Il terzo è trattare la performance come un dettaglio. Immagini non ottimizzate, elaborazione pesante sul thread principale, richieste fatte male, tutto ciò fa sembrare l'app lenta. E un'app lenta è un'app disinstallata.
Il quarto, e forse il più sottovalutato, è la mancata pianificazione della manutenzione. Ogni nuova versione di Android può rompere qualcosa. Ogni nuova regola del Play Store richiede un adattamento. Chi consegna e abbandona vede l’app marcire.
La velocità deriva dalla disciplina, non dalla fretta
C'è l'illusione che andare veloce significhi saltare dei passi. Nello sviluppo Android, è il contrario. I progetti più veloci sono i più disciplinati: architettura chiara fin dall'inizio, test continui e attenzione alla realtà dei dispositivi brasiliani.

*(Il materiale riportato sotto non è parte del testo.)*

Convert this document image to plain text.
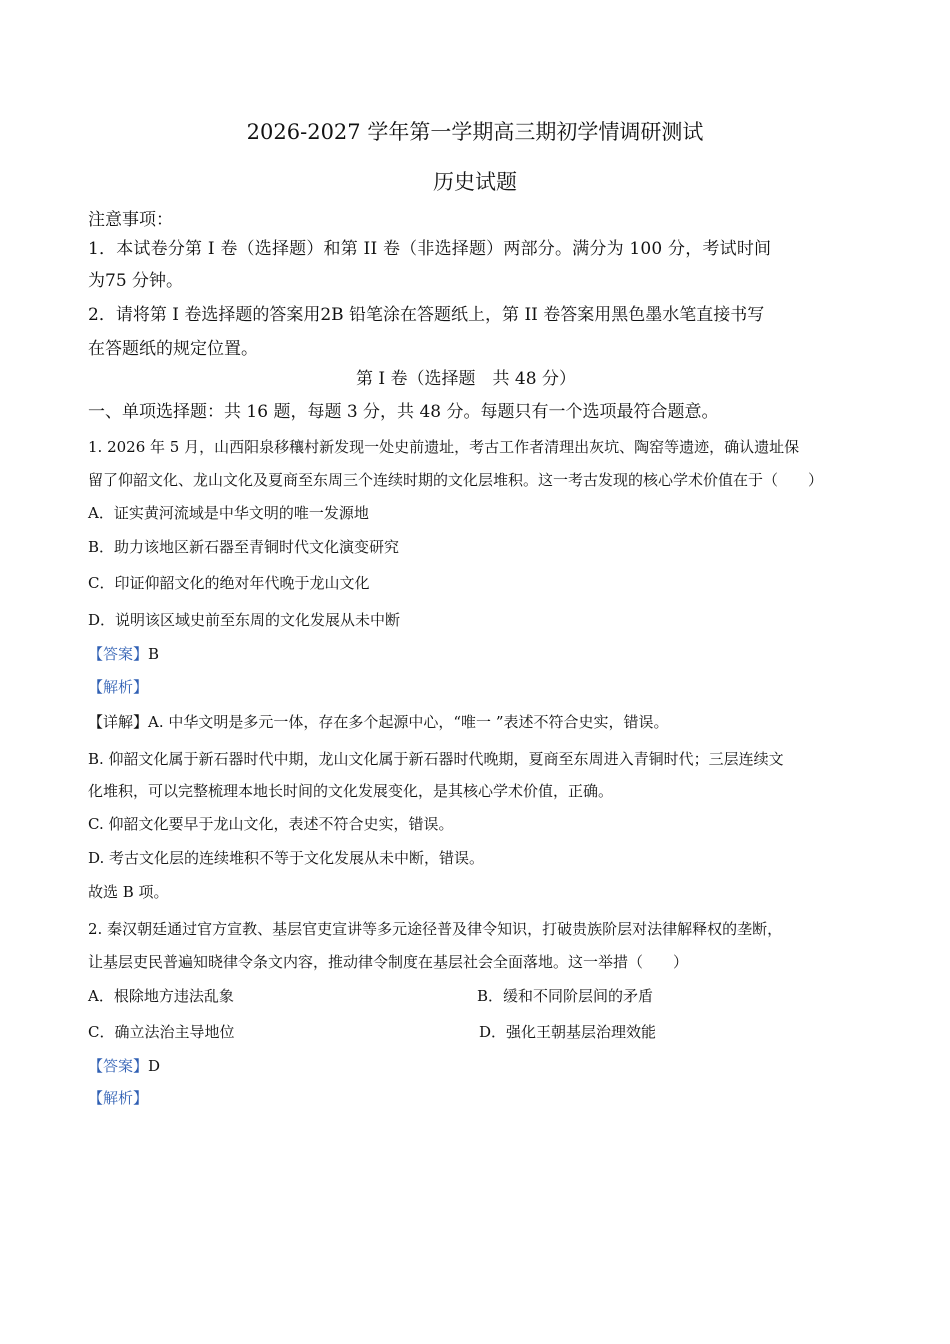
2026-2027 学年第一学期高三期初学情调研测试
历史试题
注意事项：
1．本试卷分第 I 卷（选择题）和第 II 卷（非选择题）两部分。满分为 100 分，考试时间
为75 分钟。
2．请将第 I 卷选择题的答案用2B 铅笔涂在答题纸上，第 II 卷答案用黑色墨水笔直接书写
在答题纸的规定位置。
第 I 卷（选择题　共 48 分）
一、单项选择题：共 16 题，每题 3 分，共 48 分。每题只有一个选项最符合题意。
1. 2026 年 5 月，山西阳泉移穰村新发现一处史前遗址，考古工作者清理出灰坑、陶窑等遗迹，确认遗址保
留了仰韶文化、龙山文化及夏商至东周三个连续时期的文化层堆积。这一考古发现的核心学术价值在于（　　）
A．证实黄河流域是中华文明的唯一发源地
B．助力该地区新石器至青铜时代文化演变研究
C．印证仰韶文化的绝对年代晚于龙山文化
D．说明该区域史前至东周的文化发展从未中断
【答案】B
【解析】
【详解】A. 中华文明是多元一体，存在多个起源中心，“唯一 ”表述不符合史实，错误。
B. 仰韶文化属于新石器时代中期，龙山文化属于新石器时代晚期，夏商至东周进入青铜时代；三层连续文
化堆积，可以完整梳理本地长时间的文化发展变化，是其核心学术价值，正确。
C. 仰韶文化要早于龙山文化，表述不符合史实，错误。
D. 考古文化层的连续堆积不等于文化发展从未中断，错误。
故选 B 项。
2. 秦汉朝廷通过官方宣教、基层官吏宣讲等多元途径普及律令知识，打破贵族阶层对法律解释权的垄断，
让基层吏民普遍知晓律令条文内容，推动律令制度在基层社会全面落地。这一举措（　　）
A．根除地方违法乱象	B．缓和不同阶层间的矛盾
C．确立法治主导地位	D．强化王朝基层治理效能
【答案】D
【解析】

La scorciatoia che ignora le fondamenta non è la velocità, è il debito tecnico mascherato da produttività. Appare come un ritardo iniziale, quando il costo della riparazione è dieci volte maggiore.
Una guida rapida non sostituisce l'esperienza, ma fornisce indicazioni. Segui l'ordine, rispetta i fondamenti e testa nel mondo reale, non in laboratorio. Questo è il percorso più breve verso un'app che funzioni davvero.
Se stai configurando un progetto Android adesso o stai valutando la proposta di un fornitore, vale la pena utilizzare questo script come lista di controllo di integrità. Qui ci sono più contenuti sull'architettura e sulla strategia mobile e la porta è aperta per parlare del tuo progetto.